Poco importa que este acuerdo careciera de lógica. Todos votamos el mismo día, en las mismas casillas, por presidente, diputados y senadores; sin embargo, las oposiciones estuvieron dispuestas a limitar sus denuncias de fraude e ilegitimidad al presidente de la República. En cambio, aceptaron felices los resultados para la integración del Congreso, como si las autoridades electorales de entonces hubieran alcanzado una perfección de bordadoras de encaje de bolillo en la confección del fraude, y hubieran distinguido –quién sabe cómo– las boletas de la elección presidencial de las otras, para alterar aquéllas y respetar éstas. No cabe duda que los defraudadores del voto eran muy habilidosos, pero ¿tanto?
La experiencia negociadora de 1988 fue la base de las concertacesiones entre el presidente Salinas y el PAN; pero, luego este patrón de acuerdo se repitió en el 2006: los lopezobradoristas impugnaron los resultados de la elección presidencial.
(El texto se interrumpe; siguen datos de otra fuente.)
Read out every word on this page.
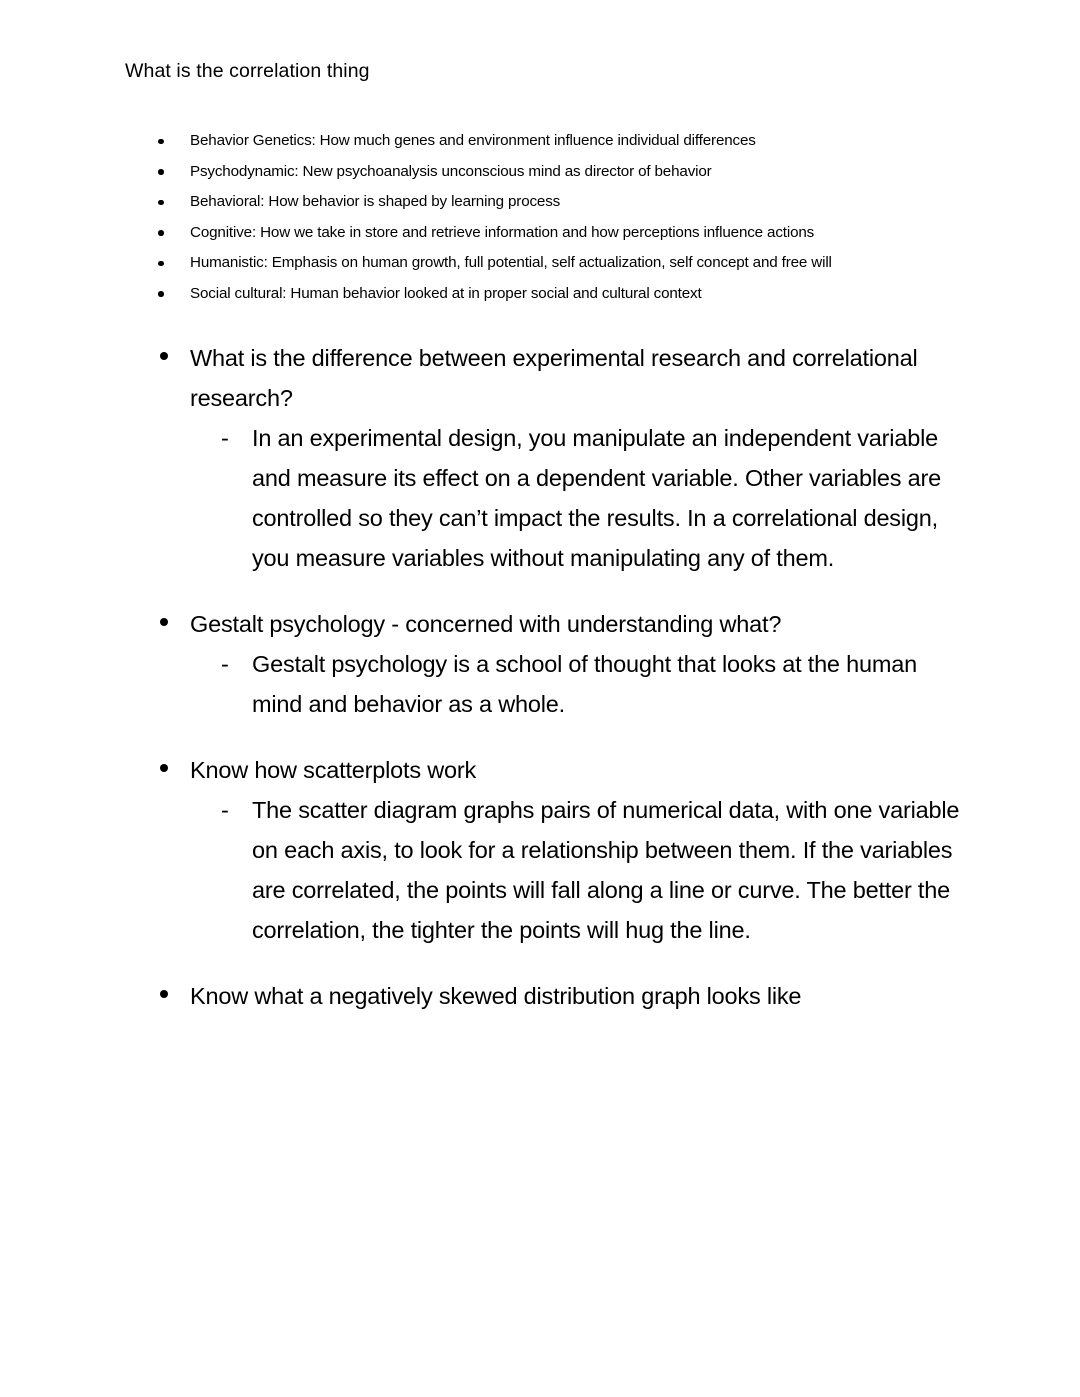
What is the correlation thing
Behavior Genetics: How much genes and environment influence individual differences
Psychodynamic: New psychoanalysis unconscious mind as director of behavior
Behavioral: How behavior is shaped by learning process
Cognitive: How we take in store and retrieve information and how perceptions influence actions
Humanistic: Emphasis on human growth, full potential, self actualization, self concept and free will
Social cultural: Human behavior looked at in proper social and cultural context
What is the difference between experimental research and correlational research?
- In an experimental design, you manipulate an independent variable and measure its effect on a dependent variable. Other variables are controlled so they can’t impact the results. In a correlational design, you measure variables without manipulating any of them.
Gestalt psychology - concerned with understanding what?
- Gestalt psychology is a school of thought that looks at the human mind and behavior as a whole.
Know how scatterplots work
- The scatter diagram graphs pairs of numerical data, with one variable on each axis, to look for a relationship between them. If the variables are correlated, the points will fall along a line or curve. The better the correlation, the tighter the points will hug the line.
Know what a negatively skewed distribution graph looks like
Nada más. Ahora, la solución del conflicto interno del PRD, derivado de la renovación de su dirigencia, sigue por el mismo camino: las fuerzas rivales no aceptan los resultados de la elección para la presidencia y la secretaría general del partido. Nada más. Así, el voto no sirve a los militantes para elegir, sino a los dirigentes para transar.